Gallagher also talked about the innovations that LA is doing with the minimum wage, like publishing a list of employers with more than 100 employees on Medicaid. She notes that:
“The thing that hasn’t been talked about is how much employers have been relying on taxpayer money for public help for people who are not making a living wage.”
I almost had to laugh when I heard that. I’ve heard it talked about, but I run in dirty hippie circles. (Nice visual, eh?)
I’m glad she made that last comment because it represents a mind-shift taking place.
Corporations have figured out how to shift costs to the public without paying into the same public system for a long time.
Think about how much has shifted when the idea that that corporations should pay for the services they use, instead funneling the profits to a small group of people, seems radical. And health care for employees is just part of the shift, they also use roads, water, sewage, infrastructure, a court system, police and fire. They should pay for these, it’s pretty amazing PR work that they have convinced people they shouldn’t.
Soon you will be hearing the screaming of victim hood when these lists come out. They will bitch about having to report at all, talk about how they will go broke if they have to pay a living wage to everyone. They will also probably suddenly be very concerned about employee privacy.
They will compare themselves to small businesses, as if they had the same resources, “Small business don’t have to do this!!! Why are you picking on us for our success!”
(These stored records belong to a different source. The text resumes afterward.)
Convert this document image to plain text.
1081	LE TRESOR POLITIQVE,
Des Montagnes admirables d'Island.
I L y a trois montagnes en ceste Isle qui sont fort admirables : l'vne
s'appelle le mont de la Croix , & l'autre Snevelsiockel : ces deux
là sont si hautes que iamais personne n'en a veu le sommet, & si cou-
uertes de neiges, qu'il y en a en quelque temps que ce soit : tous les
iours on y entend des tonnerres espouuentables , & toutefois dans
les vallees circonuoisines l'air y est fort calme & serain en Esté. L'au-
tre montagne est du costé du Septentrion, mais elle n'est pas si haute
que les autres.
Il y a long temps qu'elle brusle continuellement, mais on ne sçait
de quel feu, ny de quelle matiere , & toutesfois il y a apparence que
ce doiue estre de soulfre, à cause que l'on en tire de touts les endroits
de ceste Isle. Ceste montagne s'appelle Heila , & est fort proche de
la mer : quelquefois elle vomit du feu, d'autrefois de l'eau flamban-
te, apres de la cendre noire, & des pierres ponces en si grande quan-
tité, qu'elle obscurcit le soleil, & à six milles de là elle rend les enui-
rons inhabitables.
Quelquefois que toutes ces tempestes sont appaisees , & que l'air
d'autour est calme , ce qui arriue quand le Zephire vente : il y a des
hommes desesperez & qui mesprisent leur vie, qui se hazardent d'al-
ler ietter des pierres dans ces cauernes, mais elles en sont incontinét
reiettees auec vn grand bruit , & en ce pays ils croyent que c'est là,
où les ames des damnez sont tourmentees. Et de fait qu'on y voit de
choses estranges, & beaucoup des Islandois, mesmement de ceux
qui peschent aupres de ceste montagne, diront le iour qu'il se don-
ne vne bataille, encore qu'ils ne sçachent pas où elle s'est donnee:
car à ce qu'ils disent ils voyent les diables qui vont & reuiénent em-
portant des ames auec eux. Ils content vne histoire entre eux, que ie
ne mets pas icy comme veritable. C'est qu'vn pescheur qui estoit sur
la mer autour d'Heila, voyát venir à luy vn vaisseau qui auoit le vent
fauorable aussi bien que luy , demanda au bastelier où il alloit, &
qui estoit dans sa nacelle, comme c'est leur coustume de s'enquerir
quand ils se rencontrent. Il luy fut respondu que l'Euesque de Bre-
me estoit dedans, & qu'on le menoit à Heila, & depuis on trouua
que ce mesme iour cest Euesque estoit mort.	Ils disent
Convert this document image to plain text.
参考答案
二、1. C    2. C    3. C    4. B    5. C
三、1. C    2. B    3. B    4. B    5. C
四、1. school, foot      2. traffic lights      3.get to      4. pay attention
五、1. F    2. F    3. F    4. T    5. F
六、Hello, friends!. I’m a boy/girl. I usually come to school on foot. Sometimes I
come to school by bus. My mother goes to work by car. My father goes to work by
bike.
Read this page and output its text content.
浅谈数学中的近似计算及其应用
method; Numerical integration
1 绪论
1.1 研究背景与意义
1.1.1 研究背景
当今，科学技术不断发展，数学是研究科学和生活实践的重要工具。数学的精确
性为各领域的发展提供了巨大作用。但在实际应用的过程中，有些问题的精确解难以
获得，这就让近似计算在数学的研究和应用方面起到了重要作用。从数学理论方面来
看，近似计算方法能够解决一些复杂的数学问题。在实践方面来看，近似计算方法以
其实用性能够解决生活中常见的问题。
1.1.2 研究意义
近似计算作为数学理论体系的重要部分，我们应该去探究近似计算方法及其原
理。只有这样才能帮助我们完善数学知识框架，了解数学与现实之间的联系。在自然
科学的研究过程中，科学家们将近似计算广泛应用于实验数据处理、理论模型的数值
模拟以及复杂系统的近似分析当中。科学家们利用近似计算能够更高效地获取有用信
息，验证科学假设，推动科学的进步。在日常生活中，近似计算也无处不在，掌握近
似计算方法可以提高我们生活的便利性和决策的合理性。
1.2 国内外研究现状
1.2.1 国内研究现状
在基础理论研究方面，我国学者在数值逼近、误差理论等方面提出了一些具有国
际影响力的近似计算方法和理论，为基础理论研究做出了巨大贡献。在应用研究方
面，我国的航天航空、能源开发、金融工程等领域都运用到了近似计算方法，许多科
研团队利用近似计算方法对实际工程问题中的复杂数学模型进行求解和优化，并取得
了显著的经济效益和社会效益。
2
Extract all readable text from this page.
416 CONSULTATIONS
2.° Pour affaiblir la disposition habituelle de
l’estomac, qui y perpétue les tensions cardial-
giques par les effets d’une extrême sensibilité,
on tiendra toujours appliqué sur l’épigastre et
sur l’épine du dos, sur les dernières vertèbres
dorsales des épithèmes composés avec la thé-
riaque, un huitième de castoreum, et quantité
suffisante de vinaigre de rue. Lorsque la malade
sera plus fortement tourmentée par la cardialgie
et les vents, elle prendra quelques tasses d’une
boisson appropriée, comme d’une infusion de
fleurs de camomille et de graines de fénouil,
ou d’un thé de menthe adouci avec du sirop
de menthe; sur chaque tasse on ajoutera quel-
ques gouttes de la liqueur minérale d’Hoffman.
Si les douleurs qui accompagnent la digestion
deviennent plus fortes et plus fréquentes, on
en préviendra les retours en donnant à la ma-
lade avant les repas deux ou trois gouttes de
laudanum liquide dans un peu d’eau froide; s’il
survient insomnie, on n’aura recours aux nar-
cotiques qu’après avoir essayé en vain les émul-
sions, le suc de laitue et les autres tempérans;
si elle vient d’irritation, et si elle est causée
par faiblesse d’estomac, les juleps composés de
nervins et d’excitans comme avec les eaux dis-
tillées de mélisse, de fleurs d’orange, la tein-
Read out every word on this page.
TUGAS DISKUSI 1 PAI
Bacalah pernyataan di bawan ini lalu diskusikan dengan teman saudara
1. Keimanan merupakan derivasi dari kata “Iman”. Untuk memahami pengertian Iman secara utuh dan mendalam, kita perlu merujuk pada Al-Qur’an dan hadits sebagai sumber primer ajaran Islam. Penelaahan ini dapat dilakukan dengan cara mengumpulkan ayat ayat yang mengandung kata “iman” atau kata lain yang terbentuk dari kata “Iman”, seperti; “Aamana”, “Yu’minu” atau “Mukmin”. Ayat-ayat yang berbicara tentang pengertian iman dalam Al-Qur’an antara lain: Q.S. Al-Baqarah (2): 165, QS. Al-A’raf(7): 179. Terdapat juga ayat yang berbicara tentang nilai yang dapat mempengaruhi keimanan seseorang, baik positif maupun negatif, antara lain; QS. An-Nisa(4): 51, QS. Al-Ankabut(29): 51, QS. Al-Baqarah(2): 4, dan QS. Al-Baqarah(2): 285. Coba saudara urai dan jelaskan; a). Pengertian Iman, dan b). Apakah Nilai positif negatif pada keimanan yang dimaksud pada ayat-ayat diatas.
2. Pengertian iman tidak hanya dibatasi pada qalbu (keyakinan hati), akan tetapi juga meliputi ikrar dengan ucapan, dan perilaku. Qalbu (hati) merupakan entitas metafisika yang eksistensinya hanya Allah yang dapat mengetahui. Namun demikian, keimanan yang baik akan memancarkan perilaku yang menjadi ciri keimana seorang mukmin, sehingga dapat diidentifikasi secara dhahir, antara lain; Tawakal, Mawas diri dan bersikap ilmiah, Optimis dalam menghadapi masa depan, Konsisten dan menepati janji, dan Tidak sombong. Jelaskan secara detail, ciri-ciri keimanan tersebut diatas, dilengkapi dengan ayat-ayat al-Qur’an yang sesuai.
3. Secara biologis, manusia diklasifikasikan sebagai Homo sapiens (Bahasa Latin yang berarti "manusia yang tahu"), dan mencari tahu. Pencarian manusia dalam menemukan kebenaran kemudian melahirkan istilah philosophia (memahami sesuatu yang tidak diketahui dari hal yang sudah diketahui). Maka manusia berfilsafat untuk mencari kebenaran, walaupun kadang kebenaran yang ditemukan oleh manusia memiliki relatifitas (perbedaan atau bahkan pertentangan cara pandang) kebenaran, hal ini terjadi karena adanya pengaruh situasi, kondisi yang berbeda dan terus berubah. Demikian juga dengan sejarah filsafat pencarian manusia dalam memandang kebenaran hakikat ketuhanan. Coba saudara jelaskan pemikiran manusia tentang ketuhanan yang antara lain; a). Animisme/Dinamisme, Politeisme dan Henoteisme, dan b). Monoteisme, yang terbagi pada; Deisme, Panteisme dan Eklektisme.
They will threaten to move to Texas, China or some other third world country that does the crappy jobs with employees who don’t demand things like health care. Or who think safety regulations are for wimps. (“Texas welcomes your explosives business within our city limits.” )
Instead of raising the wages they will fire everyone who was on medicaid, just so they aren’t on the list again. “It’s not our fault the workers can’t manage their money, we were doing them a favor by hiring them! Not anymore, THIS is the thanks we get? Public humiliation and forced to pay more money to fewer people who might not manage their money well either!”
They will say it’s our fault, “Ya happy now Liberals, see what you made me do!? I had to fire the very people you wanted to help!”
Of course the real cost savings could be in outsourcing their own jobs, but that won’t happen. Yes, the Board of Director folks could find someone to do their jobs for less, but the real benefit the CEO whiners provide to their shareholders is their professional whining about regulations and committeemen to lobbying politicians for more tax breaks. Lobbying is where they want to do all their work, it has the best ROI.
But enough about my predicting gloomy futures! This comment and the work that inspired it is good news! Sure it was buried on a Friday before a Memorial Day weekend, but it’s there and it calls for some acknowledgement, optimism and celebration!